On forward earnings alone, Hanesbrands Inc.
(HBI) trades at 9. 8x forward P/E versus 10. 8x for G-III Apparel Group, Ltd. — 1. 0x cheaper on a one-year earnings basis. Analyst consensus price targets imply the most upside for HBI: 12. 1% to $7. 25.
08Which pays a better dividend — GIII or HBI?
None of the stocks in this comparison currently pay a material dividend.
All are effectively zero-yield and should be held for capital appreciation rather than income.
09Is GIII or HBI better for a retirement portfolio?
For long-horizon retirement investors, G-III Apparel Group, Ltd.
(GIII) is the stronger choice — it scores higher on the combination of lower volatility, dividend reliability, and long-term compounding (low volatility (β 1. 08)). Hanesbrands Inc. (HBI) carries a higher beta of 1. 72 — meaning larger drawdowns in market downturns, which matters significantly when you cannot wait years for a recovery. Both have compounded well over 10 years (GIII: -27. 0%, HBI: -62. 6%), confirming both are viable long-term holds — but the lower-volatility option typically results in less emotional selling during corrections. Retirement portfolios generally favour predictability over maximum returns. Consult a financial advisor before making allocation decisions.
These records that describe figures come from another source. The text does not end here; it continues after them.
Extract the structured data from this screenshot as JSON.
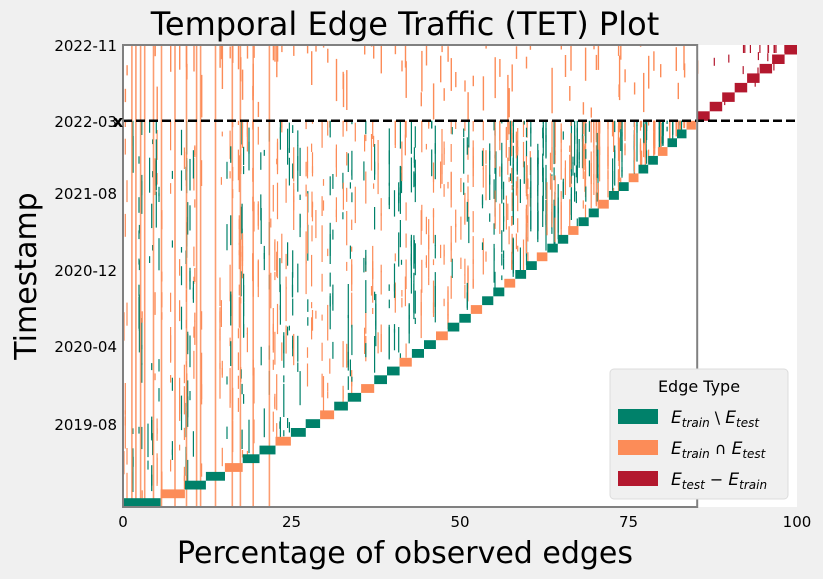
{
  "chart_data": {
    "type": "heatmap",
    "title": "Temporal Edge Traffic (TET) Plot",
    "xlabel": "Percentage of observed edges",
    "ylabel": "Timestamp",
    "xlim": [
      0,
      100
    ],
    "x_ticks": [
      "0",
      "25",
      "50",
      "75",
      "100"
    ],
    "y_ticks": [
      "2019-08",
      "2020-04",
      "2020-12",
      "2021-08",
      "2022-03",
      "2022-11"
    ],
    "y_tick_values": [
      0.18,
      0.348,
      0.513,
      0.68,
      0.836,
      1.0
    ],
    "split_timestamp_label": "2022-03",
    "split_marker": "x",
    "split_y_fraction": 0.836,
    "train_edge_boundary_percent": 85.2,
    "grid": false,
    "legend": {
      "title": "Edge Type",
      "placement": "lower-right",
      "entries": [
        {
          "label": "E_train \\ E_test",
          "main": "E",
          "sub1": "train",
          "op": " \\ ",
          "sub2": "test",
          "color": "#00816a"
        },
        {
          "label": "E_train ∩ E_test",
          "main": "E",
          "sub1": "train",
          "op": " ∩ ",
          "sub2": "test",
          "color": "#fc8c58"
        },
        {
          "label": "E_test − E_train",
          "main": "E",
          "sub1": "test",
          "op": " − ",
          "sub2": "train",
          "color": "#b3182e"
        }
      ]
    },
    "colors": {
      "train_only": "#00816a",
      "train_and_test": "#fc8c58",
      "test_only": "#b3182e",
      "background": "#f0f0f0",
      "frame": "#808080"
    },
    "series": [
      {
        "name": "E_train \\ E_test",
        "description_points_percent_vs_time": {
          "x": [
            0,
            5,
            10,
            20,
            30,
            40,
            50,
            60,
            70,
            80,
            85
          ],
          "y_fraction": [
            0.0,
            0.03,
            0.06,
            0.13,
            0.2,
            0.29,
            0.39,
            0.51,
            0.64,
            0.77,
            0.836
          ]
        }
      },
      {
        "name": "E_test − E_train",
        "description_points_percent_vs_time": {
          "x": [
            85.2,
            90,
            95,
            100
          ],
          "y_fraction": [
            0.836,
            0.9,
            0.95,
            1.0
          ]
        }
      }
    ]
  }
}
10What are the main differences between GIII and HBI?
Both stocks operate in the Consumer Cyclical sector, making this a peer-level intra-sector comparison — the same macro tailwinds and headwinds will affect both.
These fundamental differences mean investors should not choose between them on a single metric — the "better stock" depends entirely on which of these characteristics aligns with your investment strategy.